Ion Valency as a Molecular Switch for Salt‐Resistant Underwater Adhesion

• Published in: Advanced materials (Weinheim) p. e08666
• Main Authors: Wang, Chang‐Sheng, Zhang, Jiaxing, Zhang, Hu, Raj, Wojciech, Hassanpour, Nahid, Pham, Duy Anh, Guo, Hui, Liu, Xingxun, Chang, Heng, Arnold, Alexandre A., Marcotte, Isabelle, Su, Rongxin, Qi, Wei, Banquy, Xavier
• Format: Journal Article
• Language: English
• Published: Germany 05.08.2025
• Subjects: molecular switch; adhesion; cation‐π interaction; bottlebrush polymer; molecular dynamics simulation
• ISSN: 0935-9648; 1521-4095; 1521-4095
• DOI: 10.1002/adma.202508666

Achieving underwater adhesion remains challenging due to the disruption of interfacial interactions by hydration layers and the ionic environment. This study shows how high adhesion in a saline environment can be achieved in adhesive peptide systems relying on π–π and cation‐π interactions using multivalent ions.
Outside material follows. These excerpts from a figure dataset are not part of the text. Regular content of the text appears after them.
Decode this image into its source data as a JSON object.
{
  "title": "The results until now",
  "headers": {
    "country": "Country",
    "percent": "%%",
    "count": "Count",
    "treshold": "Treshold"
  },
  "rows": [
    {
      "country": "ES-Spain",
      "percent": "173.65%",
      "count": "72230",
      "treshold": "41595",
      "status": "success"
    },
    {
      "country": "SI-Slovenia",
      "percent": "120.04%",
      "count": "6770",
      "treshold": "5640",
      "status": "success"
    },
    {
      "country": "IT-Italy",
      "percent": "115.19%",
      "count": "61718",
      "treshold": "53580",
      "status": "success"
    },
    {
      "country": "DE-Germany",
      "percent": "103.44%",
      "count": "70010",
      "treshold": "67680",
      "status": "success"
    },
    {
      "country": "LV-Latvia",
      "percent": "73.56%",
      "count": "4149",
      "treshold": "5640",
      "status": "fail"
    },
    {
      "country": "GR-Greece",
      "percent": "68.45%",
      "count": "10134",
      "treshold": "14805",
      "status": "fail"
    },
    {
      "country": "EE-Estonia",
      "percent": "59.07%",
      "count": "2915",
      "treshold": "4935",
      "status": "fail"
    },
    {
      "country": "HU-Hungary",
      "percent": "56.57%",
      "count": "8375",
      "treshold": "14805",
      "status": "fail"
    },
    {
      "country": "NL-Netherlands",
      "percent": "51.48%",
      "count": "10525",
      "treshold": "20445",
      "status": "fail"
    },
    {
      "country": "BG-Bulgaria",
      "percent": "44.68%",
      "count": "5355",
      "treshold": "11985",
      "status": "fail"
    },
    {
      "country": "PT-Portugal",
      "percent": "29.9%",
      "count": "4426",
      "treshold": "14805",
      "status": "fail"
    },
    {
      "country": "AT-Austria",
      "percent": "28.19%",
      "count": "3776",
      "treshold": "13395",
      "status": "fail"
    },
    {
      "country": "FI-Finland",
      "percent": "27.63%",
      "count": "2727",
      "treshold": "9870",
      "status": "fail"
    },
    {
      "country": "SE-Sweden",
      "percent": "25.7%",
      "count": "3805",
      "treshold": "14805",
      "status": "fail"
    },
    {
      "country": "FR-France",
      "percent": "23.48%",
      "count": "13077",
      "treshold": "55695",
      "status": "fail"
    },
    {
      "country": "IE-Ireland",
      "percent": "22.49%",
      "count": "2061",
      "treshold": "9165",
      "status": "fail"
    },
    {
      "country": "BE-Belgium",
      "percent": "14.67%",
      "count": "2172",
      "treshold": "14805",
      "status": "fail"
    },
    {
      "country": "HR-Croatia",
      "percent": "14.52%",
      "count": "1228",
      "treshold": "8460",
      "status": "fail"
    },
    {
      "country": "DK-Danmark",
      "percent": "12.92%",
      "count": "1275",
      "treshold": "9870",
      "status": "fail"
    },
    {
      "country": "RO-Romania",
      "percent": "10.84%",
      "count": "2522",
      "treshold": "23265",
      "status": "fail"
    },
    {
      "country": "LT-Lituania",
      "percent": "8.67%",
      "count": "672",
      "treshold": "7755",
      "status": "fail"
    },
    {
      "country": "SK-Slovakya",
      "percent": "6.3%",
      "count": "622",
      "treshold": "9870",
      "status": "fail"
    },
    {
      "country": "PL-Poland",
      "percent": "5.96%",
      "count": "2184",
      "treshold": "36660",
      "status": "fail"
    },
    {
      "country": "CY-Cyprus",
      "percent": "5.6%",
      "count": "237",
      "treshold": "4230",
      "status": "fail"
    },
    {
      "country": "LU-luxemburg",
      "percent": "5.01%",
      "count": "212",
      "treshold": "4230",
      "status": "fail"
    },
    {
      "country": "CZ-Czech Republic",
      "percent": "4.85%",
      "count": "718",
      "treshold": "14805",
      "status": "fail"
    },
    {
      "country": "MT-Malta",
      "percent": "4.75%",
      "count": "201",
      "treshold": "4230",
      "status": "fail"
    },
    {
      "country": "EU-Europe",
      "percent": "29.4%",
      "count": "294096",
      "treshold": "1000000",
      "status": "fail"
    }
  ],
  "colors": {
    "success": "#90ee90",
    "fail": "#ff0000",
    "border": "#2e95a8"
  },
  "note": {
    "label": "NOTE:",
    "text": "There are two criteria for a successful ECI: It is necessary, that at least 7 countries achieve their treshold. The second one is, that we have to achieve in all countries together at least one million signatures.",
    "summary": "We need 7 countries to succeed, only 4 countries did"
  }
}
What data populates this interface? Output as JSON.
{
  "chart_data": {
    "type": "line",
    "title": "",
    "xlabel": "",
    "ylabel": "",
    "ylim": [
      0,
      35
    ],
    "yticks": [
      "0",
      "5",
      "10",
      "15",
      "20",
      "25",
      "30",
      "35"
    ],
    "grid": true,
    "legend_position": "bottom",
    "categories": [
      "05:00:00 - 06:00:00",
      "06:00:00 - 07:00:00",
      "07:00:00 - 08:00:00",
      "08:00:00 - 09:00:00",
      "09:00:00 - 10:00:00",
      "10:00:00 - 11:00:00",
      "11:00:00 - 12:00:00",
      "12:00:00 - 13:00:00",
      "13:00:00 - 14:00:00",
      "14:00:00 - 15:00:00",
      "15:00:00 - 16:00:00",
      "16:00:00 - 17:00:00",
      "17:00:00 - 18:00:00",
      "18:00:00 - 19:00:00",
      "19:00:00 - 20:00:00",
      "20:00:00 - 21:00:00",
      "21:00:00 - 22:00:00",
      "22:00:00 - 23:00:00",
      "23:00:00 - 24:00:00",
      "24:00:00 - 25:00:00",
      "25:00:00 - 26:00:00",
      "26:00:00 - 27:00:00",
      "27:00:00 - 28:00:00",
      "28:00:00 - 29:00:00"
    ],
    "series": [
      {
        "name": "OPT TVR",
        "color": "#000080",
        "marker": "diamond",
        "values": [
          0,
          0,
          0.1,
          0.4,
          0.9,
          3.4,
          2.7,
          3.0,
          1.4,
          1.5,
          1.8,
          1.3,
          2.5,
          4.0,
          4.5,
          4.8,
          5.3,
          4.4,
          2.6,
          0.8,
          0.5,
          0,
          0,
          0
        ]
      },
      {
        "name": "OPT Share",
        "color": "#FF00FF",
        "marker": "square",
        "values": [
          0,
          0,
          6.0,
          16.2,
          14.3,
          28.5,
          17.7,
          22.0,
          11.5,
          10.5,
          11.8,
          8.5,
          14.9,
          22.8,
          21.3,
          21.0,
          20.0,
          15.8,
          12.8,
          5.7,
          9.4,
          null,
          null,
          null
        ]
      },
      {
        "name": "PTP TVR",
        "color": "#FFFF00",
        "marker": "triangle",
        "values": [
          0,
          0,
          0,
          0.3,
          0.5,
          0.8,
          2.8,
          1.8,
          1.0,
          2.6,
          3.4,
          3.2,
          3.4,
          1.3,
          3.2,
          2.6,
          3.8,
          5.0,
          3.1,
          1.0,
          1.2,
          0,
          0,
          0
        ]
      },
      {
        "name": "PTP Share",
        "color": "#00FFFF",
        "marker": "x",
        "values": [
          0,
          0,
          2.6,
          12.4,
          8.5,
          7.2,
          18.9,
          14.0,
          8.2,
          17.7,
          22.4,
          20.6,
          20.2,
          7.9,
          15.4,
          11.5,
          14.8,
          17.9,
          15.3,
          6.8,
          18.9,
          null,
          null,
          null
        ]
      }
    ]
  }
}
Monovalent ions (K + ) disrupt native peptide‐peptide interactions, drastically reducing adhesion strength. Conversely, multivalent ions (Mg 2+ and Y 3+ ) enable robust interfacial adhesion by forming stable π‐cation‐π networks, effectively compensating for disrupted native pairings. The adhesion enhancement by Y 3+ is particularly pronounced, highlighting its unique capability for multidentate bridging. Molecular dynamics simulations and quantum mechanical analyses confirm that Y 3+ ions stabilize extended interfacial interactions, enabling stronger stress dissipation during tensile deformation. Additionally, NMR spectroscopy supports these observations by demonstrating significant cation‐dependent perturbations of aromatic (Phe) and cationic (Lys) peptide residues. A thermodynamic model further elucidates the competitive binding dynamics underpinning adhesion modulation and capturing all experimental trends. This work provides detailed molecular insights into ion valency effects on cation‐π mediated underwater adhesion, guiding the development of bio‐inspired materials with tailored ionic responsiveness suitable for biomedical and technological applications in saline environments.